US 12,010,280 B2
Machine learning device, machine learning method, and machine learning program
Tomohiro Kiriyama, Kouhu (JP); Koichi Saito, Toyohashi (JP); Shun Sugai, Hino (JP); Kazuhiko Kowase, Toyokawa (JP); and Naoshi Kashiwagura, Toyohashi (JP)
Assigned to KONICA MINOLTA, INC., Tokyo (JP)
Filed by KONICA MINOLTA, INC., Tokyo (JP)
Filed on Jul. 8, 2020, as Appl. No. 16/923,509.
Claims priority of application No. 2019-134502 (JP), filed on Jul. 22, 2019.
Prior Publication US 2021/0029255 A1, Jan. 28, 2021
Int. Cl. H04N 1/00 (2006.01); G05B 13/04 (2006.01); G06N 20/00 (2019.01)

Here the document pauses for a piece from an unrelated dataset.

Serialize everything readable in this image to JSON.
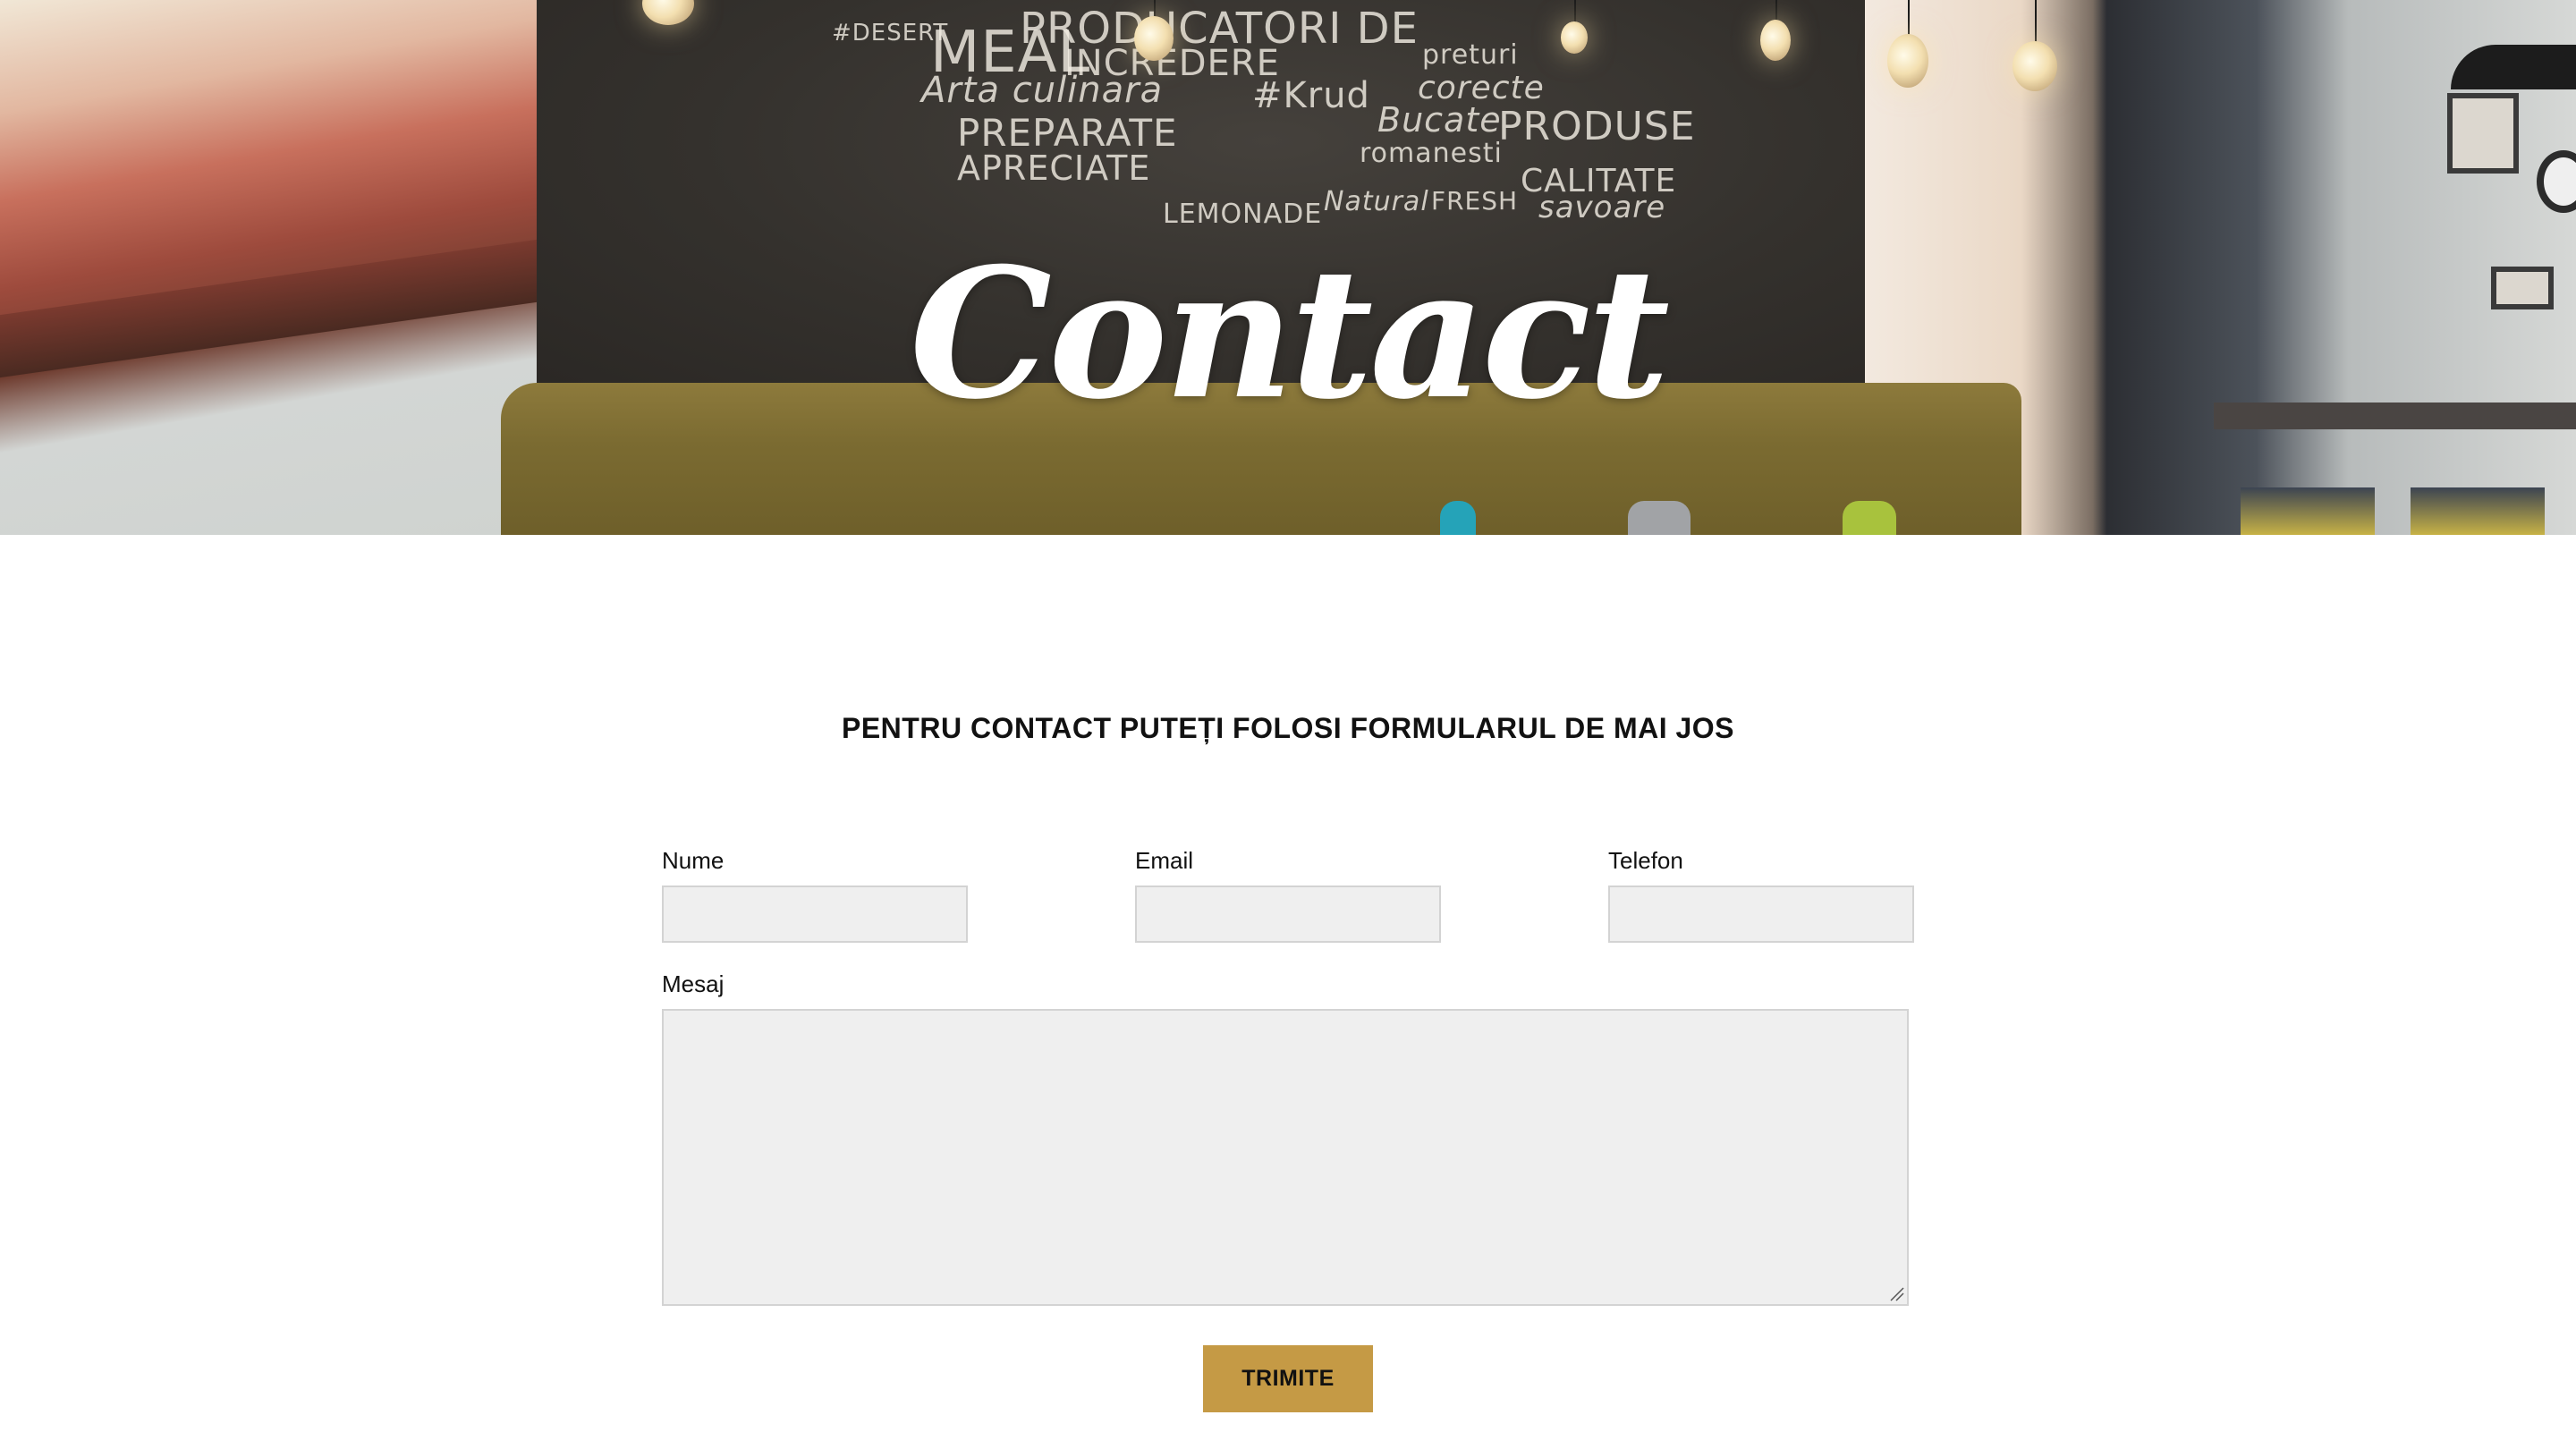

CPC H04N 1/0061 (2013.01) [G05B 13/047 (2013.01); G06N 20/00 (2019.01); H04N 1/00082 (2013.01); H04N 2201/0094 (2013.01)] 17 Claims
OG exemplary drawing
 
1. A machine learning device that learns an action of a driving source device in a transport device continuously transporting at least two transported objects along a transport path, wherein the driving source device is a motor or a clutch that switches transmission of power of the motor, the machine learning device comprising:
a hardware processor that:
acquires position information of the at least two transported objects on the transport path on the basis of a result of detection by a sensor provided in the transport path;
calculates a reward on the basis of a time interval between the two transported objects or a distance between the two objects using the position information acquired, according to a predetermined rule;
learns an action by calculating an action value in reinforcement learning on the basis of the position information acquired and the reward calculated; and
generates and outputs control information, wherein the control information includes at least one of a control signal, a control current, and a frequency with which the motor and/or the clutch is operated, that causes the driving source device to perform an action determined on the basis of a learning result.